Foreign workers entering under this proposal will overwhelmingly be low-skilled. It is well documented that such workers will cost the U.S. Treasury far more than they will ever pay in taxes. A flood of low-skilled workers will further depress wages for American workers who compete with them for jobs. There is a basic economic truth that cannot be escaped -- an excess of labor drives down wages, a shortage of labor causes wages to rise. Few dispute that in recent years lower-wage earners have seen their wages decline. Professor George Borjas of Harvard, the leading expert in the field, reports that immigration has already reduced the incomes of low-skilled workers by as much as 8 percent, or $1,200 per year. For a family making around $25,000 a year, a decrease such as this can be the difference in making it or not.

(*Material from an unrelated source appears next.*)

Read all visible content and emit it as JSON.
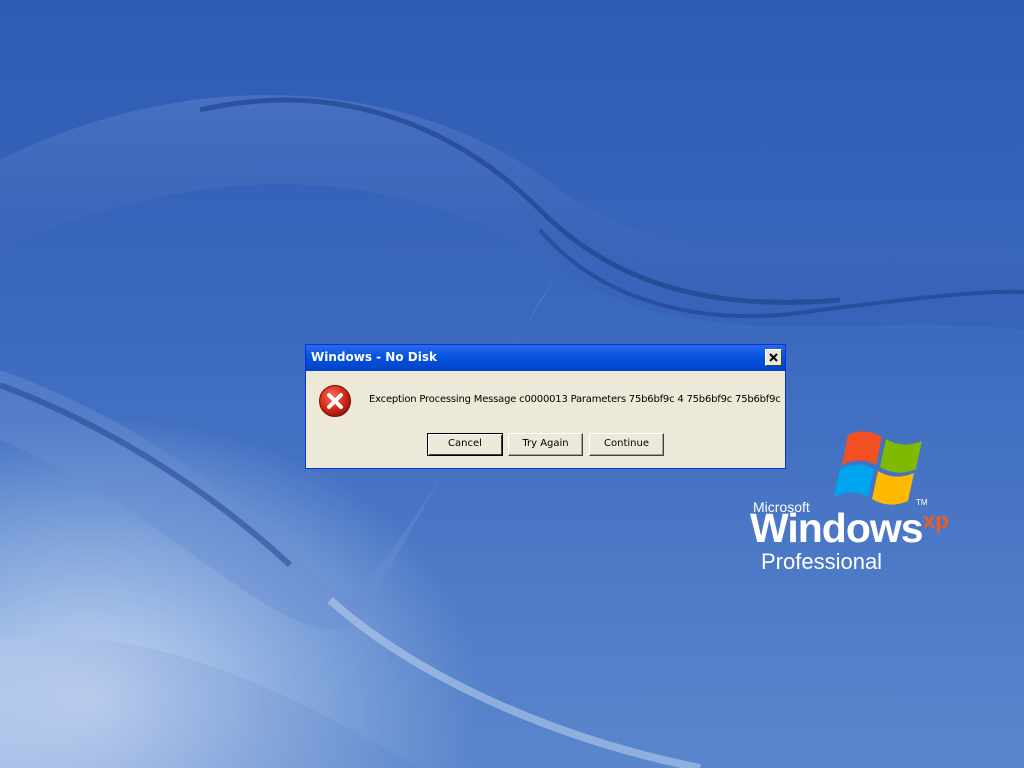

By limiting the new program to only NAFTA and CAFTA countries, the bill would be a further and dramatic tilt to Mexico, Canada, Costa Rica, the Dominican Republic, El Salvador, Guatemala, Honduras and Nicaragua, over every other country in the world. At a recent Senate Judiciary Committee hearing, a witness for the Irish Lobby for Immigration Reform, Nial O'Dowd, explained that "if the Irish antecedents of Andrew Jackson, John F. Kennedy or Ronald Reagan were trying to enter the United States today" they could not get in legally. He justified his comment by noting that "of the 1 million green card visas given out last year, about 2,000 went to the Irish." Irish settlers helped form this nation yet, amazingly, they received only two-tenths of one percent of our green cards last year.

Finally, in establishing a good immigration policy for the United States through comprehensive reform, it is critical to decide the number of immigrants we can accept and the skills we want them to possess. Clearly, these decisions should be based on the national interest, not special interests. Canada, the United Kingdom, Australia and New Zealand, developed nations all, have objective employment-based immigration policies, usually centered on a merit-based points system used to evaluate which potential immigrants will contribute the most to their society and take full advantage of citizenship opportunities. Why are we not considering reforms to our immigration system that take these important issues into account?

The need for border and workplace enforcement is a given. What we have lacked in this discussion is a serious evaluation of the merit-based policies other developed nations have adopted. Neither have we had a real discussion of the number of immigrants that America should admit annually. Without such a discussion, good comprehensive reform cannot occur.

Sen. Jeff Sessions, Alabama Republican, is a member of the Senate Judiciary Committee.